Thousands of homes and businesses within a half-mile radius of a ruptured natural gas pipeline in Mission Valley were evacuated Wednesday afternoon as a safety precaution.
A 5-mile stretch of state Route 163 between Interstate 8 and Interstate 805 also was closed, creating traffic headaches in and around the area that were expected to worsen as the afternoon commute got underway.
“By around 3 o’clock, it is going to have major effects,” California Highway Patrol Officer Jake Sanchez said. “Any time we shut down a north and southbound artery, all the other north and southbound freeways are going to feel the impact. They will either go to the 805, the 15 or the 5 — all those freeways will be impacted.”
The incident began shortly after 10:35 a.m. when a construction worker working near the Fashion Valley mall accidentally drilled into the pipeline.
Nearly three hours later — around 1:20 p.m. — workers with SDG&E were able to shut off gas flowing through the 20-inch diameter pipe, said San Diego Fire-Rescue spokesman Alec Phillipp.
Officials now are waiting for all the gas that was in the line to “bleed out” from the line, Phillipp said.
Police and firefighters initially evacuated a couple of businesses near the leak, including PF Chang’s China Bistro and the Container Store.
By 1:30 p.m., firefighters and police were going door-to-door and 911 reverse calls were being used to alert residents and people working in nearby businesses that they needed to evacuate.
Those who were leaving their homes were being told to go to shelters that were being set up by the Red Cross and Homeland Security officials, Phillipp said.
According to the San Diego County emergency website, a temporary evacuation point was set up at 5905 Friars Road, near the Riverwalk Golf Course.
Fire officials said they heard some media reports that the evacuation area had been expanded to a 2-mile radius, but Phillipp said it remained at a half-mile from the leaking pipeline.
Around 2 p.m., Sanchez said he could still see gas spewing from the rupture, located north of Friars Road on the west side of SR-163 near Ulric Street. The officer said he was about 500 yards from the broken pipe and couldn’t smell any gas.
“They have shut down the lines, but there’s still gas within the lines,” Sanchez said. “They are waiting for the gas to stop coming out.
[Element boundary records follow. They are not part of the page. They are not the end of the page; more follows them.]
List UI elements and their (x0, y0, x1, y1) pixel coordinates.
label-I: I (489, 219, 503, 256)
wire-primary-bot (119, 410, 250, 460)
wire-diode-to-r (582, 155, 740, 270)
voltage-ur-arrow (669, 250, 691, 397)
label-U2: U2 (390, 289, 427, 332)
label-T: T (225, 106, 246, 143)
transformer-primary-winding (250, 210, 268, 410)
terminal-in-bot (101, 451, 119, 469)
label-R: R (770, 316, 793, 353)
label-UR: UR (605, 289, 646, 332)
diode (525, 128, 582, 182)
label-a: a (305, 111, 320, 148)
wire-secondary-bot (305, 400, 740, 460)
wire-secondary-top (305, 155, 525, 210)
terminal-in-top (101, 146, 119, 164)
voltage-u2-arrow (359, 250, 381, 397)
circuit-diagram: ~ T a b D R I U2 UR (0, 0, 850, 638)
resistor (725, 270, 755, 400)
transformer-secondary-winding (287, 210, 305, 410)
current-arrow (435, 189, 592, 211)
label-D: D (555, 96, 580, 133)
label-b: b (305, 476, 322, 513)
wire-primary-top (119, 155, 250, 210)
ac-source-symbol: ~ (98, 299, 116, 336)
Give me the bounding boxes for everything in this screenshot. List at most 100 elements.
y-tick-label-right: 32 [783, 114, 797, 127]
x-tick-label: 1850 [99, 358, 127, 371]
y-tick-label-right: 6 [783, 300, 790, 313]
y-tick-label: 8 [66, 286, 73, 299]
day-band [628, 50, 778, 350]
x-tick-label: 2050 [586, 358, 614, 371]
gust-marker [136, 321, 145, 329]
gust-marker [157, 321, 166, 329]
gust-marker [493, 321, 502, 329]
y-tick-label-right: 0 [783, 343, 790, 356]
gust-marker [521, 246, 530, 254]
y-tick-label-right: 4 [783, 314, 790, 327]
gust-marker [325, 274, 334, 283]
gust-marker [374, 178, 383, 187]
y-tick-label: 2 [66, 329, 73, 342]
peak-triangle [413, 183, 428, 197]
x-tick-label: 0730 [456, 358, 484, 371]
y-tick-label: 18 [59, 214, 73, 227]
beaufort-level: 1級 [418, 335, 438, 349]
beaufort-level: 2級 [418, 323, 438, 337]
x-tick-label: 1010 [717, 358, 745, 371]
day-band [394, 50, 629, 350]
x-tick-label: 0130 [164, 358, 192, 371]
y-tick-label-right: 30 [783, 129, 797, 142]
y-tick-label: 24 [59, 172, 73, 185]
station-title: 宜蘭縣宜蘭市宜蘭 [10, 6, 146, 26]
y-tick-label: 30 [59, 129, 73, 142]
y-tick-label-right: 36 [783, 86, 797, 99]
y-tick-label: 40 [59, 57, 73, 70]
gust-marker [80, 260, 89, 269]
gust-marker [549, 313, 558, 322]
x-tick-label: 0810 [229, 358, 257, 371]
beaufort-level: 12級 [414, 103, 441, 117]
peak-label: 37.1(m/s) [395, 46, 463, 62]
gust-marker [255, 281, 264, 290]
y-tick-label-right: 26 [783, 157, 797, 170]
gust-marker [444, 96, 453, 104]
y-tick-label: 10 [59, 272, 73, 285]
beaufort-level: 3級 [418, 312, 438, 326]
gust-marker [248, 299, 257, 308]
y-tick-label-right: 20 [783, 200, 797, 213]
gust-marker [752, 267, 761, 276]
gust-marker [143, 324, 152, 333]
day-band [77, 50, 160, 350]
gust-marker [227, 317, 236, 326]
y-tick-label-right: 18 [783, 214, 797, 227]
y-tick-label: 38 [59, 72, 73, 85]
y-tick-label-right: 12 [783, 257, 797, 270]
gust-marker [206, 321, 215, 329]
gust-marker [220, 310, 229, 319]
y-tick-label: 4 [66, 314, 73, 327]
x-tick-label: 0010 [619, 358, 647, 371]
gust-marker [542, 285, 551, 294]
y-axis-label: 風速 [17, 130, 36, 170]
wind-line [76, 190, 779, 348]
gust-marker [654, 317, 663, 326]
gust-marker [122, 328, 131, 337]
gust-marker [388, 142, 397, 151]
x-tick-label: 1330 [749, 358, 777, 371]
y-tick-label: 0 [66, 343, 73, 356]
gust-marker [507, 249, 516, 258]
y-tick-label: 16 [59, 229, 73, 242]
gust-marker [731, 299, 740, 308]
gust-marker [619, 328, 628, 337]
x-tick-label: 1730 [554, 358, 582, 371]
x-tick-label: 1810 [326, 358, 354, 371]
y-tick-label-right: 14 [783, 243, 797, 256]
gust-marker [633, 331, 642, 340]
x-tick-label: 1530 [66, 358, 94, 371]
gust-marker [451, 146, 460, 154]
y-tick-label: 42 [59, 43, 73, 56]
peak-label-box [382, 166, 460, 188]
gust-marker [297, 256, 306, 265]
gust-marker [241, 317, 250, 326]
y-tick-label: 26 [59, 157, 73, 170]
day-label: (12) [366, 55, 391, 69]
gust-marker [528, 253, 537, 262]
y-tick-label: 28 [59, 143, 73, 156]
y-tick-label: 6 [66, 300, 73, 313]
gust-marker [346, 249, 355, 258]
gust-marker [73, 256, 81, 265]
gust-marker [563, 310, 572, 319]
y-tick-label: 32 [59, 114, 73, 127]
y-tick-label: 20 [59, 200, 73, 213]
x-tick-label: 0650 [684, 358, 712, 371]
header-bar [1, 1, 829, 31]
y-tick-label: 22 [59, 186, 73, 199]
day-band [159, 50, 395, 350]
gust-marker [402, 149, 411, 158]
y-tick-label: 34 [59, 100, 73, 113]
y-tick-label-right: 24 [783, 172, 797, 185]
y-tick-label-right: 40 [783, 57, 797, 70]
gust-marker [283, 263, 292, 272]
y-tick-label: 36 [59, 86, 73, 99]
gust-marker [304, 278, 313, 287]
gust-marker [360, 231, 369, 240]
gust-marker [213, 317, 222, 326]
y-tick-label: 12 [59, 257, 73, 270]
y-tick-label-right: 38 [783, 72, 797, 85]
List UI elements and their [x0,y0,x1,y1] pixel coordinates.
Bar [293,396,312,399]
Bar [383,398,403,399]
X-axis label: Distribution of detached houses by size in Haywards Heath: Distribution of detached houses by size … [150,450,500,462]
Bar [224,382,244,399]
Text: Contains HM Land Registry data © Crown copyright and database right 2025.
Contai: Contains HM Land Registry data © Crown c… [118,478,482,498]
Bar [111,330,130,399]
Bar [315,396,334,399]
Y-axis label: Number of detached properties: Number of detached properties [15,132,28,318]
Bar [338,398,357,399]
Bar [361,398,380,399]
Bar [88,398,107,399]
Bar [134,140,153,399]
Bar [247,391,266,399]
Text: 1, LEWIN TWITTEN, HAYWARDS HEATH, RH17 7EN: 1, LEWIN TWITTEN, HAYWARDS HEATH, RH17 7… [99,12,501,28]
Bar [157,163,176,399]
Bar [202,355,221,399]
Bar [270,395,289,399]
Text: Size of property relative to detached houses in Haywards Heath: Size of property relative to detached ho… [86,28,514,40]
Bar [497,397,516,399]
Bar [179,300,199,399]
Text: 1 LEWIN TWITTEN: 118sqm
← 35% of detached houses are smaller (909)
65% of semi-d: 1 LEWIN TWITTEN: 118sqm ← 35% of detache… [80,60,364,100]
Once that happens, they’ll have to access the damage and things around the actual leak to make sure it is safe for them to start working (on repairs).”
He said it wasn’t known when the freeway would be reopened.
“Depending on the circumstances, we will probably be able to open up the freeway, although we might need to keep a couple lanes shut,” he said.
The pipeline was broken when a contractor working for Caltrans accidentally drilled into the pipeline next to an abutment near the Friars Road bridge, said Caltrans spokesman Hayden Manning.
Caltrans was hired by the city of San Diego to undertake the $111 million construction project, which will widen the Friars Road overcrossing from three to four lanes in each direction and revamp the on-and off-ramps. It also calls for the construction of a southbound SR-163 auxiliary lane just north of Friars Road.